Thursday, July 05, 2012

A thriller that sends up the thriller genre

POTBOILER by Jesse Kellerman: I haven't read Jesse Kellerman's previous novels, which appear to be complex thrillers, but based on the cleverness he demonstrates in POTBOILER, I'm very interested in reading more of his work. POTBOILER cannot be easily categorized. It's an affectionate parody of the thriller genre, but it functions equally well as a thriller in its own right. However ridiculous and implausible the twists and turns, this novel kept me chuckling at Kellerman's gentle mocking of his own genre while at the same time biting my nails in anticipation. I couldn't help but laugh at myself and how swept up in the absurd action I became.
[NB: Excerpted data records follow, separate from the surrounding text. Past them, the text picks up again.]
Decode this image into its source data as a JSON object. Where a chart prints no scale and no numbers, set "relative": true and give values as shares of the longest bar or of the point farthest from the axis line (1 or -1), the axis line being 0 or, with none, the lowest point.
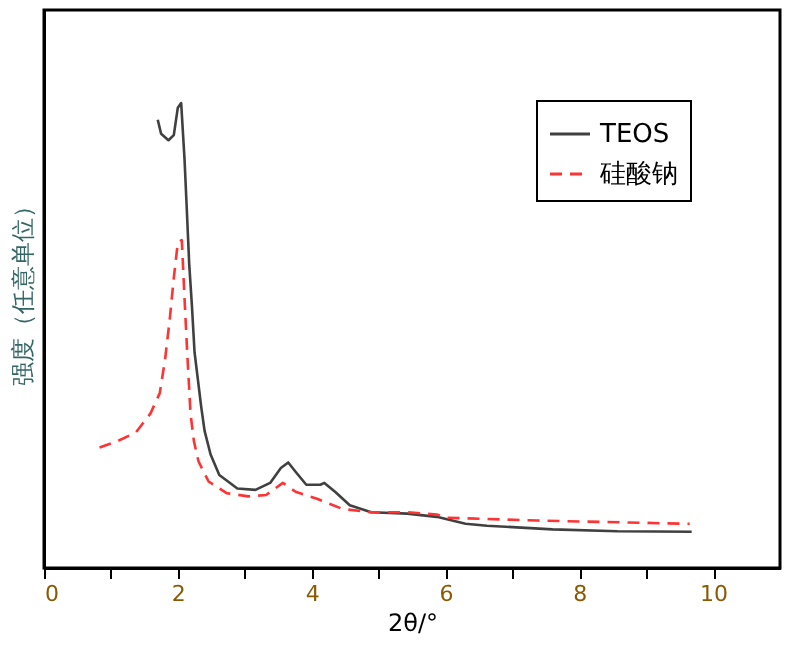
{
  "chart_data": {
    "type": "line",
    "relative": true,
    "xlabel": "2θ/°",
    "ylabel": "强度（任意单位）",
    "xlim": [
      0,
      11
    ],
    "xticks": [
      0,
      {
        "value": 1,
        "label": null
      },
      2,
      {
        "value": 3,
        "label": null
      },
      4,
      {
        "value": 5,
        "label": null
      },
      6,
      {
        "value": 7,
        "label": null
      },
      8,
      {
        "value": 9,
        "label": null
      },
      10
    ],
    "legend": "top right",
    "grid": false,
    "series": [
      {
        "name": "TEOS",
        "color": "#404040",
        "line_style": "solid",
        "x": [
          1.7,
          1.75,
          1.86,
          1.94,
          2.0,
          2.05,
          2.1,
          2.13,
          2.17,
          2.21,
          2.25,
          2.3,
          2.35,
          2.4,
          2.49,
          2.62,
          2.89,
          3.16,
          3.38,
          3.54,
          3.65,
          3.76,
          3.92,
          4.13,
          4.19,
          4.35,
          4.57,
          4.89,
          5.43,
          5.87,
          6.3,
          6.62,
          7.6,
          8.57,
          9.68
        ],
        "values": [
          0.964,
          0.934,
          0.92,
          0.931,
          0.99,
          1.0,
          0.88,
          0.785,
          0.654,
          0.566,
          0.464,
          0.405,
          0.346,
          0.295,
          0.244,
          0.2,
          0.171,
          0.168,
          0.183,
          0.215,
          0.227,
          0.207,
          0.179,
          0.179,
          0.183,
          0.164,
          0.135,
          0.12,
          0.117,
          0.11,
          0.095,
          0.091,
          0.083,
          0.079,
          0.078
        ]
      },
      {
        "name": "硅酸钠",
        "color": "#ff3333",
        "line_style": "dashed",
        "x": [
          0.83,
          1.1,
          1.37,
          1.59,
          1.73,
          1.81,
          1.88,
          1.94,
          2.0,
          2.06,
          2.1,
          2.14,
          2.19,
          2.24,
          2.31,
          2.46,
          2.73,
          3.05,
          3.32,
          3.57,
          3.76,
          4.08,
          4.46,
          4.89,
          5.43,
          5.87,
          6.03,
          7.38,
          9.65
        ],
        "values": [
          0.259,
          0.273,
          0.291,
          0.332,
          0.376,
          0.449,
          0.536,
          0.624,
          0.7,
          0.705,
          0.58,
          0.464,
          0.332,
          0.273,
          0.229,
          0.186,
          0.161,
          0.154,
          0.157,
          0.183,
          0.164,
          0.149,
          0.127,
          0.12,
          0.12,
          0.115,
          0.108,
          0.102,
          0.095
        ]
      }
    ]
  }
}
Arthur Pfefferkorn is a college professor with one critically acclaimed novel far, far in his past. He's avoided his oldest friend, William de Vallee, for years, jealous of his wife and his bestselling oeuvre of thrillers while contemptuous of the non-literary genre. When de Vallee disappears and is declared dead, Pfefferkorn takes a reckless step that pulls him into a world of international intrigue, conspiracy, and double crosses. To rescue de Vallee's widow (with whom he is still in love), he takes on a shadowy assignment from a questionable government agency and ventures into Zlabia, an utterly absurd nation divided into two entirely different cultures. Zlabia is a hoot, and it's to Kellerman's credit that I remained engaged in the action despite the ridiculous aspects of Zlabian politics.
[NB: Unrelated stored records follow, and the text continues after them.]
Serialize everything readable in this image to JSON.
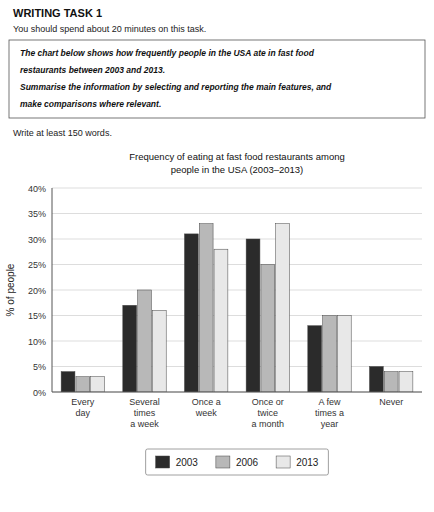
{
  "chart_data": {
    "type": "bar",
    "title": "Frequency of eating at fast food restaurants among\npeople in the USA (2003–2013)",
    "annotations": [
      "WRITING TASK 1",
      "You should spend about 20 minutes on this task.",
      "The chart below shows how frequently people in the USA ate in fast food",
      "restaurants between 2003 and 2013.",
      "Summarise the information by selecting and reporting the main features, and",
      "make comparisons where relevant.",
      "Write at least 150 words."
    ],
    "categories": [
      "Every\nday",
      "Several\ntimes\na week",
      "Once a\nweek",
      "Once or\ntwice\na month",
      "A few\ntimes a\nyear",
      "Never"
    ],
    "series": [
      {
        "name": "2003",
        "color": "#2b2b2b",
        "values": [
          4,
          17,
          31,
          30,
          13,
          5
        ]
      },
      {
        "name": "2006",
        "color": "#b8b8b8",
        "values": [
          3,
          20,
          33,
          25,
          15,
          4
        ]
      },
      {
        "name": "2013",
        "color": "#e8e8e8",
        "values": [
          3,
          16,
          28,
          33,
          15,
          4
        ]
      }
    ],
    "ylabel": "% of people",
    "ylim": [
      0,
      40
    ],
    "yticks": [
      {
        "value": 0,
        "label": "0%"
      },
      {
        "value": 5,
        "label": "5%"
      },
      {
        "value": 10,
        "label": "10%"
      },
      {
        "value": 15,
        "label": "15%"
      },
      {
        "value": 20,
        "label": "20%"
      },
      {
        "value": 25,
        "label": "25%"
      },
      {
        "value": 30,
        "label": "30%"
      },
      {
        "value": 35,
        "label": "35%"
      },
      {
        "value": 40,
        "label": "40%"
      }
    ],
    "grid": true,
    "legend": "bottom"
  }
}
To point out the cleverest twists would be to spoil the unfolding plot. This is a book I will recommend to everyone I know just so I can talk about it with someone and say, "Wasn't it perfect when Pfefferkorn said X and then Y happened later?!" A devoted thriller fan who sees nothing amusing in the conventions of the genre will not enjoy this book, but anyone who read, say, THE DA VINCI CODE and rolled her eyes at the stilted prose and pat descriptions (while frantically turning the pages to see what happens next) will adore POTBOILER. I am even willing to confess my secret addiction to Clive Cussler's Dirk Pitt novels to illustrate my qualifications in making this recommendation. The over-the-top writing drives me a little crazy and the stereotypes and predictable elements required of the genre make me roll my eyes; yet, I can't not read them.
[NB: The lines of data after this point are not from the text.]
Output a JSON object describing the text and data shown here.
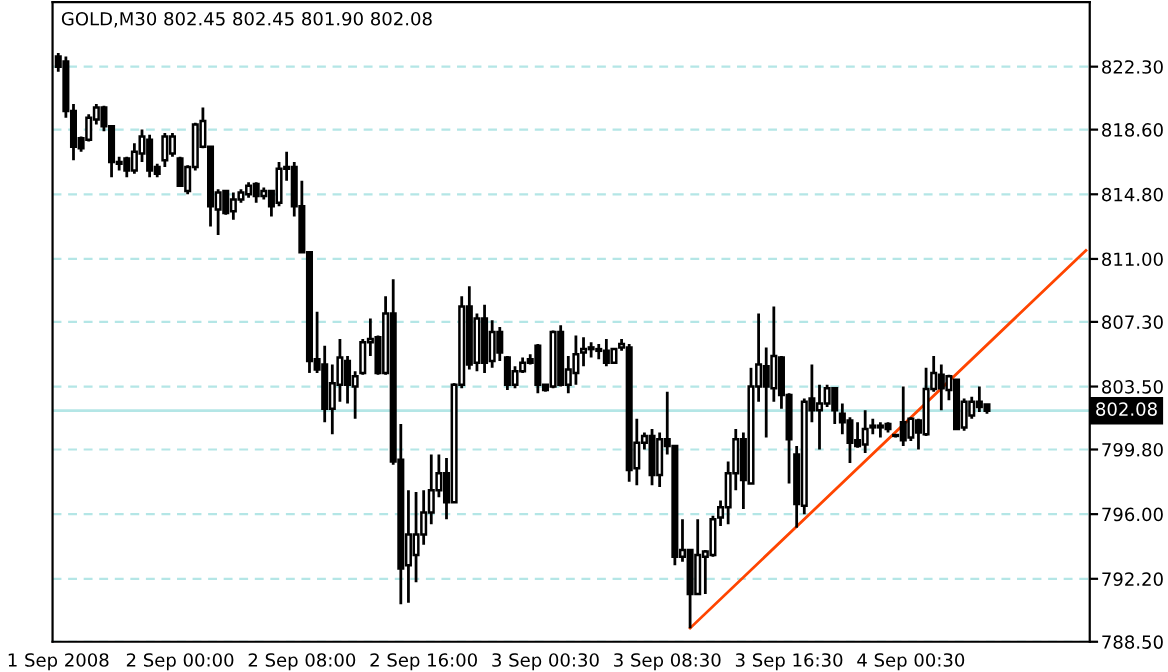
{
  "chart_data": {
    "type": "candlestick",
    "title": "GOLD,M30 802.45 802.45 801.90 802.08",
    "categories": [
      "1 Sep 2008",
      null,
      null,
      null,
      null,
      null,
      null,
      null,
      null,
      null,
      null,
      null,
      null,
      null,
      null,
      null,
      "2 Sep 00:00",
      null,
      null,
      null,
      null,
      null,
      null,
      null,
      null,
      null,
      null,
      null,
      null,
      null,
      null,
      null,
      "2 Sep 08:00",
      null,
      null,
      null,
      null,
      null,
      null,
      null,
      null,
      null,
      null,
      null,
      null,
      null,
      null,
      null,
      "2 Sep 16:00",
      null,
      null,
      null,
      null,
      null,
      null,
      null,
      null,
      null,
      null,
      null,
      null,
      null,
      null,
      null,
      "3 Sep 00:30",
      null,
      null,
      null,
      null,
      null,
      null,
      null,
      null,
      null,
      null,
      null,
      null,
      null,
      null,
      null,
      "3 Sep 08:30",
      null,
      null,
      null,
      null,
      null,
      null,
      null,
      null,
      null,
      null,
      null,
      null,
      null,
      null,
      null,
      "3 Sep 16:30",
      null,
      null,
      null,
      null,
      null,
      null,
      null,
      null,
      null,
      null,
      null,
      null,
      null,
      null,
      null,
      "4 Sep 00:30",
      null,
      null,
      null,
      null,
      null,
      null,
      null,
      null,
      null,
      null,
      null,
      null,
      null,
      null,
      null,
      null,
      null,
      null,
      null,
      null,
      null,
      null,
      null
    ],
    "ohlc": [
      [
        822.9,
        823.1,
        822.0,
        822.3
      ],
      [
        822.6,
        822.9,
        819.3,
        819.7
      ],
      [
        819.7,
        820.1,
        816.8,
        817.6
      ],
      [
        818.1,
        818.2,
        817.3,
        817.5
      ],
      [
        818.0,
        819.5,
        817.9,
        819.3
      ],
      [
        819.2,
        820.1,
        818.9,
        819.9
      ],
      [
        819.9,
        820.0,
        818.5,
        818.8
      ],
      [
        818.8,
        818.8,
        815.8,
        816.7
      ],
      [
        816.7,
        817.0,
        816.2,
        816.6
      ],
      [
        816.9,
        817.0,
        815.8,
        816.2
      ],
      [
        816.2,
        817.8,
        816.0,
        817.3
      ],
      [
        817.2,
        818.6,
        816.7,
        818.2
      ],
      [
        818.0,
        818.3,
        815.8,
        816.2
      ],
      [
        816.4,
        816.6,
        815.8,
        816.0
      ],
      [
        816.8,
        818.4,
        816.4,
        818.2
      ],
      [
        817.2,
        818.4,
        817.0,
        818.2
      ],
      [
        816.9,
        817.0,
        815.3,
        815.3
      ],
      [
        815.0,
        816.5,
        814.8,
        816.4
      ],
      [
        816.4,
        819.0,
        816.2,
        818.9
      ],
      [
        817.6,
        819.9,
        817.5,
        819.1
      ],
      [
        817.6,
        817.6,
        812.9,
        814.1
      ],
      [
        813.9,
        815.1,
        812.4,
        814.9
      ],
      [
        815.0,
        815.0,
        813.6,
        813.7
      ],
      [
        813.8,
        814.9,
        813.3,
        814.5
      ],
      [
        814.5,
        815.1,
        814.3,
        814.9
      ],
      [
        814.8,
        815.5,
        814.6,
        815.3
      ],
      [
        815.4,
        815.5,
        814.3,
        814.7
      ],
      [
        814.7,
        815.2,
        814.5,
        815.0
      ],
      [
        815.0,
        815.0,
        813.5,
        814.1
      ],
      [
        814.3,
        816.7,
        814.1,
        816.3
      ],
      [
        816.4,
        817.3,
        815.6,
        816.3
      ],
      [
        816.4,
        816.7,
        813.5,
        814.1
      ],
      [
        814.1,
        815.6,
        811.4,
        811.4
      ],
      [
        811.4,
        811.4,
        804.3,
        805.0
      ],
      [
        805.1,
        807.9,
        804.3,
        804.5
      ],
      [
        804.8,
        805.9,
        801.4,
        802.2
      ],
      [
        802.2,
        804.8,
        800.7,
        803.7
      ],
      [
        803.6,
        806.3,
        802.6,
        805.2
      ],
      [
        805.0,
        805.3,
        802.5,
        803.6
      ],
      [
        803.5,
        804.4,
        801.6,
        804.1
      ],
      [
        804.3,
        806.3,
        804.2,
        806.1
      ],
      [
        806.1,
        807.5,
        805.3,
        806.3
      ],
      [
        806.4,
        806.5,
        804.2,
        804.3
      ],
      [
        804.3,
        808.8,
        804.2,
        807.8
      ],
      [
        807.8,
        809.8,
        798.9,
        799.1
      ],
      [
        799.2,
        801.3,
        790.7,
        792.8
      ],
      [
        793.0,
        797.4,
        790.8,
        794.8
      ],
      [
        793.6,
        797.3,
        792.0,
        794.8
      ],
      [
        794.8,
        797.4,
        794.2,
        796.1
      ],
      [
        796.1,
        799.5,
        795.4,
        797.4
      ],
      [
        797.4,
        799.5,
        797.0,
        798.4
      ],
      [
        798.4,
        799.3,
        795.7,
        796.7
      ],
      [
        796.7,
        803.7,
        796.7,
        803.6
      ],
      [
        803.6,
        808.8,
        803.4,
        808.2
      ],
      [
        808.2,
        809.4,
        804.5,
        804.8
      ],
      [
        804.9,
        807.8,
        804.4,
        807.5
      ],
      [
        807.5,
        808.3,
        804.3,
        804.9
      ],
      [
        805.0,
        807.4,
        804.6,
        806.7
      ],
      [
        806.7,
        807.0,
        805.0,
        805.5
      ],
      [
        805.2,
        805.3,
        803.3,
        803.6
      ],
      [
        803.6,
        804.7,
        803.4,
        804.4
      ],
      [
        804.4,
        805.2,
        804.3,
        804.9
      ],
      [
        805.1,
        805.4,
        804.8,
        804.9
      ],
      [
        805.9,
        806.0,
        803.1,
        803.6
      ],
      [
        803.6,
        803.6,
        803.2,
        803.3
      ],
      [
        803.5,
        806.8,
        803.4,
        806.7
      ],
      [
        806.7,
        807.1,
        803.5,
        803.6
      ],
      [
        803.6,
        805.3,
        803.1,
        804.5
      ],
      [
        804.3,
        806.5,
        803.6,
        805.4
      ],
      [
        805.5,
        806.4,
        804.7,
        805.7
      ],
      [
        805.7,
        806.1,
        805.2,
        805.8
      ],
      [
        805.7,
        806.0,
        805.1,
        805.6
      ],
      [
        805.6,
        806.3,
        804.7,
        804.9
      ],
      [
        804.9,
        805.7,
        804.9,
        805.7
      ],
      [
        805.8,
        806.3,
        805.6,
        806.0
      ],
      [
        805.8,
        806.0,
        797.9,
        798.6
      ],
      [
        798.7,
        801.6,
        797.7,
        800.2
      ],
      [
        800.2,
        800.8,
        799.8,
        800.6
      ],
      [
        800.6,
        801.0,
        797.7,
        798.3
      ],
      [
        798.3,
        800.8,
        797.6,
        800.4
      ],
      [
        800.4,
        803.2,
        799.5,
        800.0
      ],
      [
        800.0,
        800.0,
        793.0,
        793.5
      ],
      [
        793.5,
        795.7,
        793.2,
        793.9
      ],
      [
        793.9,
        793.9,
        789.3,
        791.3
      ],
      [
        791.3,
        795.7,
        791.3,
        793.6
      ],
      [
        793.5,
        793.9,
        791.3,
        793.8
      ],
      [
        793.6,
        795.9,
        793.5,
        795.7
      ],
      [
        795.8,
        796.8,
        795.3,
        796.4
      ],
      [
        796.4,
        799.1,
        795.4,
        798.4
      ],
      [
        798.4,
        801.0,
        797.4,
        800.4
      ],
      [
        800.4,
        800.8,
        796.3,
        798.0
      ],
      [
        797.8,
        804.6,
        797.8,
        803.5
      ],
      [
        803.5,
        807.8,
        802.6,
        804.8
      ],
      [
        804.7,
        805.8,
        800.5,
        803.5
      ],
      [
        803.4,
        808.2,
        802.6,
        805.3
      ],
      [
        805.2,
        805.3,
        802.2,
        803.0
      ],
      [
        803.0,
        803.1,
        797.8,
        800.4
      ],
      [
        799.5,
        800.0,
        795.2,
        796.6
      ],
      [
        796.5,
        802.8,
        796.0,
        802.6
      ],
      [
        802.8,
        804.8,
        801.4,
        802.1
      ],
      [
        802.1,
        803.6,
        799.8,
        802.5
      ],
      [
        802.5,
        803.6,
        802.3,
        803.4
      ],
      [
        803.4,
        803.4,
        801.3,
        802.1
      ],
      [
        801.9,
        802.5,
        800.7,
        801.4
      ],
      [
        801.5,
        801.7,
        799.0,
        800.2
      ],
      [
        800.35,
        801.4,
        799.9,
        800.0
      ],
      [
        800.1,
        802.1,
        799.6,
        801.0
      ],
      [
        801.1,
        801.6,
        800.7,
        801.2
      ],
      [
        801.2,
        801.4,
        800.5,
        801.1
      ],
      [
        801.3,
        801.4,
        800.8,
        801.0
      ],
      [
        800.65,
        800.7,
        800.5,
        800.6
      ],
      [
        801.4,
        803.5,
        800.0,
        800.35
      ],
      [
        800.5,
        801.7,
        800.3,
        801.6
      ],
      [
        801.5,
        801.6,
        799.8,
        800.8
      ],
      [
        800.7,
        804.6,
        800.6,
        803.35
      ],
      [
        803.35,
        805.3,
        803.2,
        804.3
      ],
      [
        804.2,
        804.8,
        802.1,
        803.4
      ],
      [
        803.3,
        804.2,
        802.7,
        804.1
      ],
      [
        803.9,
        803.9,
        801.0,
        801.0
      ],
      [
        801.1,
        802.8,
        800.9,
        802.6
      ],
      [
        801.8,
        802.9,
        801.6,
        802.6
      ],
      [
        802.6,
        803.5,
        802.0,
        802.3
      ],
      [
        802.45,
        802.45,
        801.9,
        802.08
      ],
      null,
      null,
      null,
      null,
      null,
      null,
      null,
      null,
      null,
      null,
      null,
      null,
      null
    ],
    "series": [
      {
        "type": "line",
        "color": "#ff4500",
        "values": [
          null,
          null,
          null,
          null,
          null,
          null,
          null,
          null,
          null,
          null,
          null,
          null,
          null,
          null,
          null,
          null,
          null,
          null,
          null,
          null,
          null,
          null,
          null,
          null,
          null,
          null,
          null,
          null,
          null,
          null,
          null,
          null,
          null,
          null,
          null,
          null,
          null,
          null,
          null,
          null,
          null,
          null,
          null,
          null,
          null,
          null,
          null,
          null,
          null,
          null,
          null,
          null,
          null,
          null,
          null,
          null,
          null,
          null,
          null,
          null,
          null,
          null,
          null,
          null,
          null,
          null,
          null,
          null,
          null,
          null,
          null,
          null,
          null,
          null,
          null,
          null,
          null,
          null,
          null,
          null,
          null,
          null,
          null,
          789.3,
          null,
          null,
          null,
          null,
          null,
          null,
          null,
          null,
          null,
          null,
          null,
          null,
          null,
          null,
          null,
          null,
          null,
          null,
          null,
          null,
          null,
          null,
          null,
          null,
          null,
          null,
          null,
          null,
          null,
          null,
          null,
          null,
          null,
          null,
          null,
          null,
          null,
          null,
          null,
          null,
          null,
          null,
          null,
          null,
          null,
          null,
          null,
          null,
          null,
          null,
          null,
          811.5
        ]
      }
    ],
    "ylim": [
      788.5,
      826.1
    ],
    "yticks": [
      {
        "value": 788.5,
        "label": "788.50"
      },
      {
        "value": 792.2,
        "label": "792.20"
      },
      {
        "value": 796.0,
        "label": "796.00"
      },
      {
        "value": 799.8,
        "label": "799.80"
      },
      {
        "value": 803.5,
        "label": "803.50"
      },
      {
        "value": 807.3,
        "label": "807.30"
      },
      {
        "value": 811.0,
        "label": "811.00"
      },
      {
        "value": 814.8,
        "label": "814.80"
      },
      {
        "value": 818.6,
        "label": "818.60"
      },
      {
        "value": 822.3,
        "label": "822.30"
      }
    ],
    "ref_lines": [
      {
        "axis": "y",
        "value": 802.08,
        "label": "802.08",
        "color": "#b4e6e6"
      }
    ],
    "grid": true
  }
}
When Pfefferkorn finally reads a de Vallee novel, he is contemptuous:

"The thirty-third installment in a series, the novel featured special agent Richard "Dick" Stapp, a brilliant, physically invincible figure formerly in the employ of a shadowy but never-named government arm whose apparent sole purpose was to furnish story lines for thrillers. Pfefferkorn recognized the formula easily enough. Stapp, supposedly in retirement, finds himself drawn into an elaborate conspiracy involving one or more of the following: an assassination, a terrorist strike, a missing child, or the theft of highly sensitive documents that, if made public, could lead to full-blown nuclear engagement. His involvement in the case often begins against his will. I've had it with this rotten business he is fond of avowing. Who in real life, Pfefferkorn wondered, avowed anything?"

This over-the-top language turns up in elements of POTBOILER that highlight its absurdity, as in the fabulous description of a character's mustache: "Pfefferkorn could not tell his age, due to a full eighty percent of his face being hidden behind the largest, bushiest, most aggressively expansionist moustache Pfefferkorn had ever seen. It was a a with submoustaches that in turn had sub-submoustaches, each of which might be said to be deserving of its own area code. It was a moustache that vexed profoundly questions of waxing, a moustache the merest glimpse of which might spur female musk oxen to ovulate. It was a moustache that would have driven Nietzsche mad with envy, had he not been mad already. If the three most copiously flowing waterfalls in the world, Niagara, Victoria, and Iguazu Falls, were somehow united, and their combined outputs rendered in facial hair, this man's moustache would not have been an inaccurate model, save that this man's moustache also challenged traditional notions of gravity by growing outward, upward, and laterally. It was an impressive moustache and Pfefferkorn was impressed."

Pfefferkorn is fond of coming up with outlandish ideas and wondering if they might be good premises for a novel. Naturally, these wild plot developments turn up in the Zlabian intrigue. Throughout commentary on the Zlabian hit show The Poem, It Is Bad! and the magical disguising power of mustaches, the overly complicated plot unfolds with precision in ways that are both predictable and unexpected. This is a masterful satire of the thriller genre, but at the same time, a fantastic thriller. It might be the ultimate beach read.

Source disclosure: I received an uncorrected proof of this book through LibraryThing's Early Reviewer program.

1 comment:

Mary said...

Just finished this book. I thought it funny in places and bizarre overall. Too far fetched for literal me. Since you haven't read any of Jesse Kellerman's other books, you can't tell me if they are equally bizarre. I'm tempted to try The Genius because a thriller set in the art world is especially intriguing to me. Don't know when I'll get to it though.